Houve um trovão, uma martelada homérica nos céus. A luz do boteco oscilou e enfraqueceu.


O metido do rapaz fez menção de sacar alguma coisa da cintura.


Eu fui mais rápido e saquei minha Glock, disparando cinco vezes no sujeito, sem pestanejar.

Não me lembro o que o empresário tentou fazer, mas eu atirei duas vezes na cabeça dele.

A luz do boteco piscava, instável. Meu coração parecia estar estourando minha caixa torácica. Os cães latiam e uivavam pelos arredores dos quarteirões.

Fui me afastando aos poucos, abaixei a porta e caminhei para longe, pois não conseguia correr.


Adentrei pelas ruas e atalhos mais vazios que eu encontrava. Minha cabeça latejava e minha visão se ofuscava pela névoa pesada daquela noite.


“Ele só quis pegar o celular”, disse a primeira voz.


“Não, um sujeito desses com certeza anda armado até par ir no banheiro. Ele provavelmente iria sacar um revólver pra te intimidar, e poderia até te matar. Afinal, ele te atraiu pra aquela espelunca no meio nada”, disse a outra voz.

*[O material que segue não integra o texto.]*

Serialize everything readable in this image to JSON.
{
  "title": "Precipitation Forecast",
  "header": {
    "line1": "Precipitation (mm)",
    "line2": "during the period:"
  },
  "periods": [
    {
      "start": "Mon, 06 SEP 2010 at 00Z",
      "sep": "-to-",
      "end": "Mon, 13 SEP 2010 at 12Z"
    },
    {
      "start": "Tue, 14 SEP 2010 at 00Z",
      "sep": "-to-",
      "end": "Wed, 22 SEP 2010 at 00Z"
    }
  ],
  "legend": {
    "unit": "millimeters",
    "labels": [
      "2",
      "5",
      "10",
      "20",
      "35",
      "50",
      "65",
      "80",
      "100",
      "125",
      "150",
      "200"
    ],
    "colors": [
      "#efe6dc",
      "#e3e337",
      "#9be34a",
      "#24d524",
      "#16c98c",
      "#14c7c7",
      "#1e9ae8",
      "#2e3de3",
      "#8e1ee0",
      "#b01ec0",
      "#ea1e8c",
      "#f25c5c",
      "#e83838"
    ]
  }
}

Seja lá o que fosse, não me arrependia e nem me arrependo agora de ter tomado a tal decisão.


Segui meu caminho, me espreitando pelas ruas vazias e pelos atalhos baldios, sendo devorado pela névoa noturna.


Epílogo

Escrevo agora de outro lugar, de outra cidade. Consegui evadir daquela situação. Montei na moto e fui vendo a cidade desaparecer pelo retrovisor.

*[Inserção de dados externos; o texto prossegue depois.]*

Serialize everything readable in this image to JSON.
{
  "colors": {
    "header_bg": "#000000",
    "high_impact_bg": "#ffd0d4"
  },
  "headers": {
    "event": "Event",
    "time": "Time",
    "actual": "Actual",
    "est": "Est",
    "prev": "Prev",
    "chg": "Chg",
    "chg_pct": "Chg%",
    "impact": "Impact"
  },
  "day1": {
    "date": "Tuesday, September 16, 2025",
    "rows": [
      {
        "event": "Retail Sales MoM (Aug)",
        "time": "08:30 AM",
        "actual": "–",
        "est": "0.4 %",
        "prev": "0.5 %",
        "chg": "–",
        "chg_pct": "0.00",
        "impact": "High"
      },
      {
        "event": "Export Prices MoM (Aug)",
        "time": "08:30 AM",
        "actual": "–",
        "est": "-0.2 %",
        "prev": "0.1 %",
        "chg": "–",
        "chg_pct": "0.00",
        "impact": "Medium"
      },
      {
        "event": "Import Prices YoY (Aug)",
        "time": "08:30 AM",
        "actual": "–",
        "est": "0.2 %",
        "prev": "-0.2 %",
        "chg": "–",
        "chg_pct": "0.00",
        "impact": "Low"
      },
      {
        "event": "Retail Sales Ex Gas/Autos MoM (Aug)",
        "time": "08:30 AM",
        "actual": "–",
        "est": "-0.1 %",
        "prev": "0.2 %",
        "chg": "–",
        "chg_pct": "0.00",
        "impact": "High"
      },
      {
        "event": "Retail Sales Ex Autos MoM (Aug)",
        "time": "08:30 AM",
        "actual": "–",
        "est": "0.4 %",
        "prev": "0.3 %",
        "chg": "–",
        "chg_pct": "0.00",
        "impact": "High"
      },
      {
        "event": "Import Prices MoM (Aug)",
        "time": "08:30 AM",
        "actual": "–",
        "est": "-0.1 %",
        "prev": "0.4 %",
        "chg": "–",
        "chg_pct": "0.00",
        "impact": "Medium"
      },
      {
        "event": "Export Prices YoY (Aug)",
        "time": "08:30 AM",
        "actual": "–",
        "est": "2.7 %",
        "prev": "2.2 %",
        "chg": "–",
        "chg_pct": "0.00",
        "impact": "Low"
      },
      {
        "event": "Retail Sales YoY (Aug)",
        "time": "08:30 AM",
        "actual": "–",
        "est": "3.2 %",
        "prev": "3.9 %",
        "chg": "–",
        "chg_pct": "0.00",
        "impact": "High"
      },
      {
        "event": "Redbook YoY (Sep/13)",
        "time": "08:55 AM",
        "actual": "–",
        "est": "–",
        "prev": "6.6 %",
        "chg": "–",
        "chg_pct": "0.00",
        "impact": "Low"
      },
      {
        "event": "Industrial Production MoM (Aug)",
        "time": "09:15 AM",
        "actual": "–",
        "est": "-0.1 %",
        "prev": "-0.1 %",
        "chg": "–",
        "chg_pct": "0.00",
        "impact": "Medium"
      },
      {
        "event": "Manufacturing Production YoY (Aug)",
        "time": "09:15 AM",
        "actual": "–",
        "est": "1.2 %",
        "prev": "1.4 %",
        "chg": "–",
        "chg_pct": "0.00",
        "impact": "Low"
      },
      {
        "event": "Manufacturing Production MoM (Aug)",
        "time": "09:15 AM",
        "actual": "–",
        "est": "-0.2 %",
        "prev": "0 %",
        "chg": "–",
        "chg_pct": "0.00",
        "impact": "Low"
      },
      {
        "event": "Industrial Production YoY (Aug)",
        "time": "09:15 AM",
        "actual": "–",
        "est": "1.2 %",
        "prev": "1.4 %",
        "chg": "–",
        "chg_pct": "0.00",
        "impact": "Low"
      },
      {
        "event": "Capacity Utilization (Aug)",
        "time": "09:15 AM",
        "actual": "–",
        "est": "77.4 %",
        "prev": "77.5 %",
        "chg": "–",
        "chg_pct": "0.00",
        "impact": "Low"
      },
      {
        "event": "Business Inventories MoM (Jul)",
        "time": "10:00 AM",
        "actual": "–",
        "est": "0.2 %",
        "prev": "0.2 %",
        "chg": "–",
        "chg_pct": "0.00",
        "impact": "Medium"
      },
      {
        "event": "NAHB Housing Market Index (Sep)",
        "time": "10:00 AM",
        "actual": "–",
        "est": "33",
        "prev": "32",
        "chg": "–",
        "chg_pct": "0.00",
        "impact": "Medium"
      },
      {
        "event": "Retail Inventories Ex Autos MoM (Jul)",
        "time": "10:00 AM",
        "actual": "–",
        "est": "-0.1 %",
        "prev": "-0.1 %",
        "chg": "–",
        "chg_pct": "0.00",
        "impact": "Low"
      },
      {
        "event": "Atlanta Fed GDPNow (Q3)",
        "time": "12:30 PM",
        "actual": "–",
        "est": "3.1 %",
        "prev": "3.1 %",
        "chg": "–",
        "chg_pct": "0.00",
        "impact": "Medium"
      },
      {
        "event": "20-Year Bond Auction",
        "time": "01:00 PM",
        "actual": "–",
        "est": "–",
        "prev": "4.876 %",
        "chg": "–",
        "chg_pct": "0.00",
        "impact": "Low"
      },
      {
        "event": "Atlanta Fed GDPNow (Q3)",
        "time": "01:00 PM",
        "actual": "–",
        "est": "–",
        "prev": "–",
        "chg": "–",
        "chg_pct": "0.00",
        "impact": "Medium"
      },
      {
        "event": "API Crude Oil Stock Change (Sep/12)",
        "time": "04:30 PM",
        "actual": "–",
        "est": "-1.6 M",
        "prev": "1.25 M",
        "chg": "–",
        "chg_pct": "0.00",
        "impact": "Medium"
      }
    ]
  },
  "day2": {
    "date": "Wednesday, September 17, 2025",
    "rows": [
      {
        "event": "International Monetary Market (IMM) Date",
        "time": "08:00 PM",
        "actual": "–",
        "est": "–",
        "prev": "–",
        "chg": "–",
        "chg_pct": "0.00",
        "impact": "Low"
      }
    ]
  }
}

Sobre os eventos no espelho, atribuo às mazelas psicológicas que me assolavam naquela época e também por ter uma infância católica. Não sou religioso, porém, os resíduos do catolicismo estão escondidos nos recantos mais sombrios de minha mente.

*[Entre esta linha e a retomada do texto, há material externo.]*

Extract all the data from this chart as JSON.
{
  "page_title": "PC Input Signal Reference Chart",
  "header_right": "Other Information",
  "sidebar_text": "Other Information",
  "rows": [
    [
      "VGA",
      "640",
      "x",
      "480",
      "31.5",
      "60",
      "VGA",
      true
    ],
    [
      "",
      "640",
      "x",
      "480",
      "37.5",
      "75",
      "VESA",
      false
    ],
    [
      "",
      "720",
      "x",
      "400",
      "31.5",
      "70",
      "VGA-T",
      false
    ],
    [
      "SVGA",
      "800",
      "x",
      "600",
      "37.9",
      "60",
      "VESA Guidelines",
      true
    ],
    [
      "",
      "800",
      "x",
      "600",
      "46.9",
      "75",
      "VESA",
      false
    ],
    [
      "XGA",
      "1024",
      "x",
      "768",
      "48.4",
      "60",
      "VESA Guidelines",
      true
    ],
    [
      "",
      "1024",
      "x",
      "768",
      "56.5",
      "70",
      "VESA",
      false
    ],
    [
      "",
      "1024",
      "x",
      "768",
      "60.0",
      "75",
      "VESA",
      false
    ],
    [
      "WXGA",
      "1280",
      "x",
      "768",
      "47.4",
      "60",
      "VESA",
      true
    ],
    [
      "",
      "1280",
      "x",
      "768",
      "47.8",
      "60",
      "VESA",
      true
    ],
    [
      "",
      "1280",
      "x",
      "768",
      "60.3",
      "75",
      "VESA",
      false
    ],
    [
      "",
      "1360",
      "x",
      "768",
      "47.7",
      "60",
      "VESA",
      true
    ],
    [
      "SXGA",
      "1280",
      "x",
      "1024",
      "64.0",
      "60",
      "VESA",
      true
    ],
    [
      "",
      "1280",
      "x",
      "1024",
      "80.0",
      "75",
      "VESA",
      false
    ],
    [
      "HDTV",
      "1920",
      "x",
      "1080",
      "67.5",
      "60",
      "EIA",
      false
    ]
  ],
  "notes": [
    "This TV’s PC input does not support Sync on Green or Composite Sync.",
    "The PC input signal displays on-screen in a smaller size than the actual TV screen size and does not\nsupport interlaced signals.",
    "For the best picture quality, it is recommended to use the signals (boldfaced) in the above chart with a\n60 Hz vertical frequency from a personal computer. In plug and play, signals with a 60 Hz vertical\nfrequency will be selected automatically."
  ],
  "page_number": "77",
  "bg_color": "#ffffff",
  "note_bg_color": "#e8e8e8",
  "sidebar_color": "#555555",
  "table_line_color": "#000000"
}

Levo uma outra vida, um pouco mais tranquila e com uma qualidade de sono melhor, e sem ouvir nenhuma voz me atazanando.


Presto alguns serviços por aqui e vivo confortavelmente bem.


Claro, ainda carrego minha Glock, esse presente de um antigo amigo. Caso surja alguma outra desventura...


Não é certo que esse personagem retorne para uma próxima história, mas, levando em conta seu temperamento e sua deficiência no trato social, é bem provável que ele retorne sim... algumas vezes.